Girodet makes a terrific case study, and not just in marketing for the Met, which earlier promoted Théodore Chassériau as "the unknown romantic." He certainly starts a student of the Revolution. His name sounds straight out of the aristocracy, but Trioson and the hyphen actually arise from his adoptive stepfather. He remains within David's figure-driven compositions. He keeps visible brushwork to his sketches, and his range of color stays narrow, pale, and flat.
At the same time, he quickly loses interest in David's linear style. Only the portraits sustain a Neoclassical ideal, with clear drawing and Girodet's most vibrant color. His narratives ditch the clarity and symmetry of the Horatii. Bodies grow boneless, cramped, and confused, and often the central figure falls within shadow.

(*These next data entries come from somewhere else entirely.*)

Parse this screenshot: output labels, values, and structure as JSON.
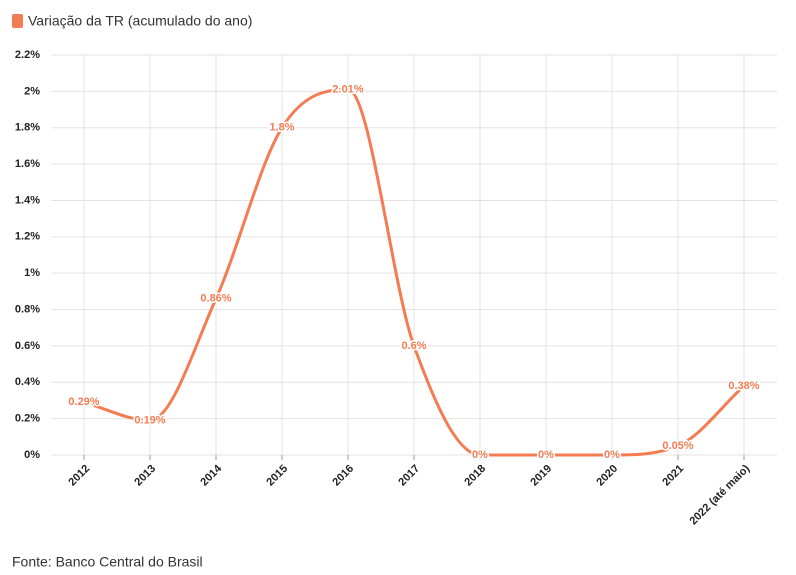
{
  "chart_data": {
    "type": "line",
    "series": [
      {
        "name": "Variação da TR (acumulado do ano)",
        "color": "#f47c52",
        "values": [
          0.29,
          0.19,
          0.86,
          1.8,
          2.01,
          0.6,
          0,
          0,
          0,
          0.05,
          0.38
        ],
        "value_labels": [
          "0.29%",
          "0.19%",
          "0.86%",
          "1.8%",
          "2.01%",
          "0.6%",
          "0%",
          "0%",
          "0%",
          "0.05%",
          "0.38%"
        ]
      }
    ],
    "categories": [
      "2012",
      "2013",
      "2014",
      "2015",
      "2016",
      "2017",
      "2018",
      "2019",
      "2020",
      "2021",
      "2022 (até maio)"
    ],
    "ylim": [
      0,
      2.2
    ],
    "yticks": [
      {
        "value": 0,
        "label": "0%"
      },
      {
        "value": 0.2,
        "label": "0.2%"
      },
      {
        "value": 0.4,
        "label": "0.4%"
      },
      {
        "value": 0.6,
        "label": "0.6%"
      },
      {
        "value": 0.8,
        "label": "0.8%"
      },
      {
        "value": 1,
        "label": "1%"
      },
      {
        "value": 1.2,
        "label": "1.2%"
      },
      {
        "value": 1.4,
        "label": "1.4%"
      },
      {
        "value": 1.6,
        "label": "1.6%"
      },
      {
        "value": 1.8,
        "label": "1.8%"
      },
      {
        "value": 2,
        "label": "2%"
      },
      {
        "value": 2.2,
        "label": "2.2%"
      }
    ],
    "grid": true,
    "source": "Fonte: Banco Central do Brasil"
  }
}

That can allow a lighter touch than David's and an unsettling reversal of passive hero and active bystander. It can also produce the worst of both worlds—a superficial muddiness without Romanticism's triumph of color, motion, and emotional complexity.

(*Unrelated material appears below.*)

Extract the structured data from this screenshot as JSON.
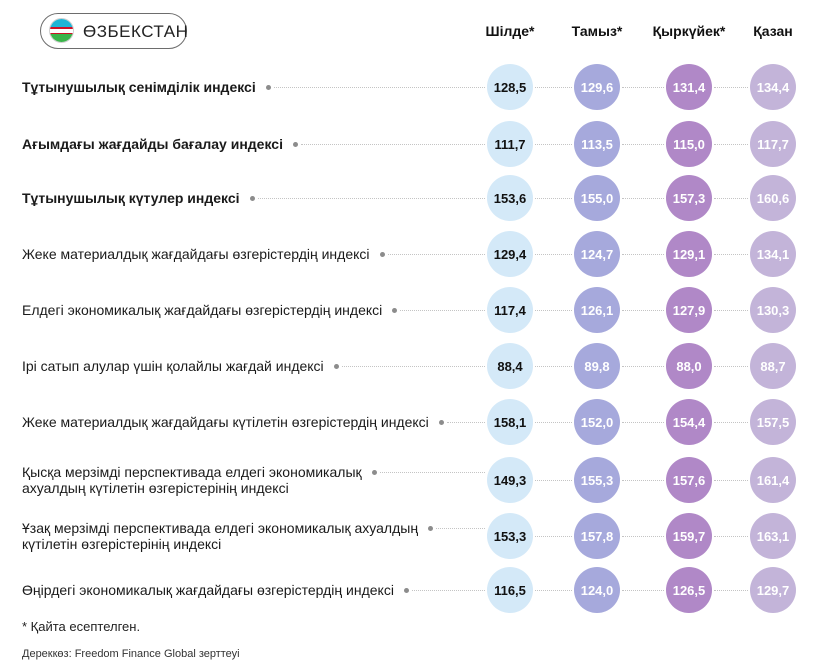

He also quickly develops an interest in Romantic themes, including Celtic poetry and the horrors of war. Portraits from the Middle East reflect a newly fashionable orientalism—the anonymous sitters in beard and turban as emblems of the exotic. Girodet attains Endymion's light through dreamy Italian landscapes. Later works shift to a still-colder finish and cartoon colors, like those of an odalisque posing before a foamy, pink curtain. His last major painting, Pygmalion, has a syrupy yellow light that Hallmark would cherish. Given his dual obsessions with sex and death, it makes sense that Pygmalion, a sculptor, brings his object of desire to life, only for the real artist to die young.

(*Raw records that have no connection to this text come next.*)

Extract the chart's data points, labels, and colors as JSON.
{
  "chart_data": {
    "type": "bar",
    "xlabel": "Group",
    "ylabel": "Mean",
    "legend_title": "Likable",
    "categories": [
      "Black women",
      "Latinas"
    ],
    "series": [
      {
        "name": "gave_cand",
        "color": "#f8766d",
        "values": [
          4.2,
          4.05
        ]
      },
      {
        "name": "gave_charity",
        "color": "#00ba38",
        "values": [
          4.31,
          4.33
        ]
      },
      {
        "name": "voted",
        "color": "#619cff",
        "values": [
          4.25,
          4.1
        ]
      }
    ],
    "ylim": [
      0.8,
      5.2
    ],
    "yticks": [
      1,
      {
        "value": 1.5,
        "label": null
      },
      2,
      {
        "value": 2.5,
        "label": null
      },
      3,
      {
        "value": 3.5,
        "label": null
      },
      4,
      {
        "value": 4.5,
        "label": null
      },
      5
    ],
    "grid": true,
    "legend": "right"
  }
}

Even in risk and rebellion, Girodet fits comfortably into his time. Those David influenced right down to J. A. D. Ingres have earned the name Ultra-Classicists, for carrying the master's firm line and grandiose stage sets to preposterous extremes. Yet, as Friedlaender pointed out half a century ago, they also count as anti-Classicists—even or perhaps especially when they exaggerate the style. David's sculptural ideal remains, but with a hint of porcelain rather than clay. I think of a similar finish and similar struggle with the recent past when Bronzino carried Renaissance portraiture into Mannerism.
Girodet's eroticism may seem rebellious, but it, too, points back to David's reclining Madame Recamier—or still further back, to François Boucher and the Rococo. So does a didacticism in which desire must fall pray to death. René Magritte did not have far to go when he replaced Recamier with a coffin. Had Girodet survived his fifties, perhaps he could, like Théodore Géricault, have pushed the transition to Romanticism much further. Instead, he remains caught in the contradictions and conservatism of his time and his aspirations. I guess he resembles Barney and contemporary art more than I have let on.
"Girodet: Romantic Rebel" ran through August 27, 2006, at The Metropolitan Museum of Art.